Its a beautiful day! The temperature cool, skies clear, and Emma and I had a good trail blaze this morning, finding new pathways and walking old ones. We’ve walked every single day this Autumn, and are very much on track, but just a little tired & aching too. Back home to open up the doors and windows and let the smooth fresh Autumn air billow out the rafters ! Then I thought to get busy in the kitchen with my latest idea of potted brulee. But first some tea. . .
I have been on a preserving kick lately, mostly with apple butter and small-batch jams but I have been thinking about ‘preserved’ custardy things … just little yummy things in jars, like brulees, rice or tapioca pudding, like just pop the lid off and have something amazing & home-made sort of thing. Yesterday I ran into town to buy a case of 1/2 cup little canning jars, and so I finally got busy with steam baths and sterilizing jars and a good measure of inventiveness from a standard vanilla bean brulee recipe. My idea was to cook the little custards in steamy water bath (with loose lids) for about 25 minutes, then when done, take them out and tighten lids immediately, like you do with jars of jam. There’s no sweeter kitchen sound than the ‘ping’ of canning lids cooling with their vacuum tight seal. Oh but I did leave one for tasting !

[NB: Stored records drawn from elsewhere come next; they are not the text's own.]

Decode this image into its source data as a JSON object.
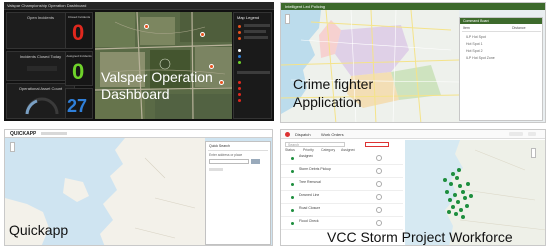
{
  "panels": [
    {
      "caption_line1": "Valsper Operation",
      "caption_line2": "Dashboard",
      "window_title": "Valspar Championship Operation Dashboard",
      "cards": [
        {
          "label": "Open Incidents",
          "value": ""
        },
        {
          "label": "Closed Incidents",
          "value": "0"
        },
        {
          "label": "Assigned Incidents",
          "value": "0"
        },
        {
          "label": "Incidents Closed Today",
          "value": "0"
        },
        {
          "label": "Operational Asset Count",
          "value": "27"
        }
      ],
      "side_title": "Map Legend",
      "colors": {
        "red": "#e0281e",
        "green": "#6fd22a",
        "blue": "#2f7fd9"
      }
    },
    {
      "caption_line1": "Crime fighter",
      "caption_line2": "Application",
      "app_title": "Intelligent Led Policing",
      "side_header": "Command Board",
      "side_cols": [
        "Item",
        "Distance"
      ],
      "side_items": [
        "ILP Hot Spot",
        "Hot Spot 1",
        "Hot Spot 2",
        "ILP Hot Spot Zone",
        "Hot Spot 3"
      ]
    },
    {
      "caption": "Quickapp",
      "logo": "QUICKAPP",
      "widget_title": "Quick Search",
      "widget_label": "Enter address or place"
    },
    {
      "caption": "VCC Storm Project Workforce",
      "tabs": [
        "Dispatch",
        "Work Orders"
      ],
      "filters": [
        "Status",
        "Priority",
        "Category",
        "Assigned"
      ],
      "search_placeholder": "Search",
      "list_items": [
        "Assigned",
        "Storm Debris Pickup",
        "Tree Removal",
        "Downed Line",
        "Road Closure",
        "Flood Check",
        "Debris Pickup"
      ]
    }
  ]
}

After cooled I figure to keep them in the fridge, but will have a hugely longer shelf life as well as (I’m hoping) to maintain the freshness of ‘just made’ brulee. Well, that’s my latest experiment in any case. I can hear it begging to be slathered in home-made berry preserve. Can’t you? Or a sprinkle of raw sugar crystals caramelized with a brulee torch. Because lets face it, nothing is better. Well, at least nothing comes to mind at the moment, especially now that morning has become noon, and I’m hungry!